Representative Joseph Wagner, Chair of the House Transportation Committee said he was “angry” about this, and people were caught by “surprise”. Senate Transportation Chair Stephen Baddour said the state should not be nickel and diming people and said if the Governor did not revoke the fee – the Senate would. Senate President Therese Murray indicated she “didn’t even know it happened until (she) read it” in the newspaper.
The law requires that Registry fees can only be raised after a public hearing, and if you listen to these prominent leaders, you would assume those hearings never happened. How could they have held hearings if the Transportation Chairs were surprised and angry, and the Senate President did not know it had happened? They lashed out at the Governor and made themselves seem, rather convincingly, like the rest of us – duped. These three leaders for example, have more than 45 years in the Legislature combined – and they ought to know better.
What they fail to say – and attempt to hide – is that these hearings were held and they simply did not pay attention. Where is the transparency in our state government? Why do we consistently rely on the media and individuals to shine the spotlight on the dark hallways of the State House? Are fees and taxes raised so frequently that no one notices up there?
Corruption has never been worse on Beacon Hill, and while your State Representative or Senator may not be the one caught in scandal, so many of these career legislators have contributed to the distrust we have of Beacon Hill. When they cannot make a simple admission of a mistake – and aim to correct it, then they have not only become part of the problem, they have become the problem.

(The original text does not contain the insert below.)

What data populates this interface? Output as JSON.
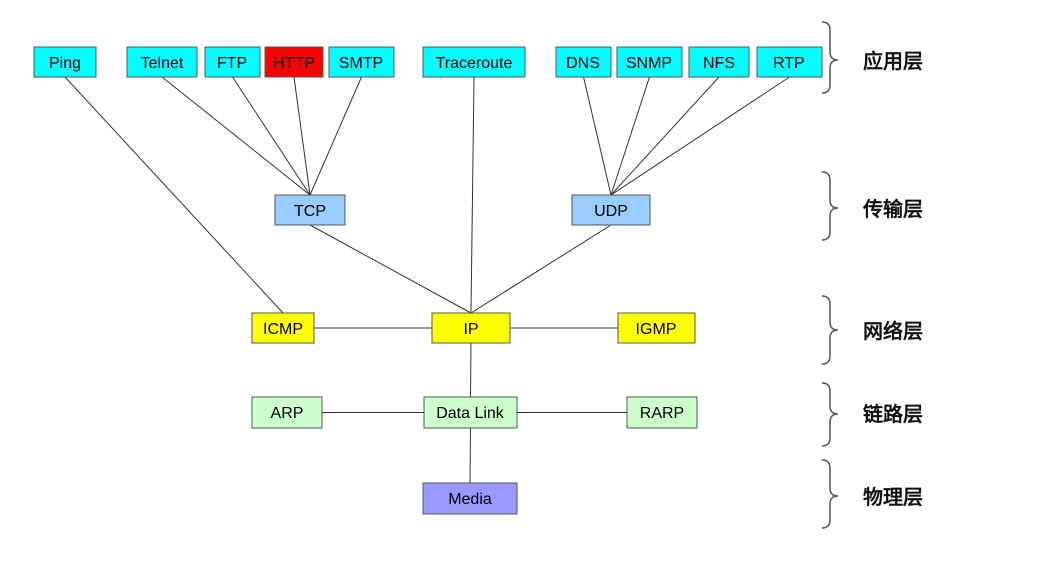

The Governor has admitted his error and corrected it. I give kudos to him for eventually getting it right, publicly and without mincing words. Our experienced and wily legislative leaders should be ashamed. Either they simply were not paying attention when the Governor raised fees, or worse, they knew full well and tried to mislead us. Either way, we deserve better. Maybe greater transparency on Beacon Hill is just as important as ending the corruption that clouds our State House.
Tom is a management, ethics and compliance consultant running for the Plymouth and Barnstable Senate seat. A former selectman and current member of the Barnstable County Assembly of Delegates, Keyes lives in Sandwich with his wife and two children.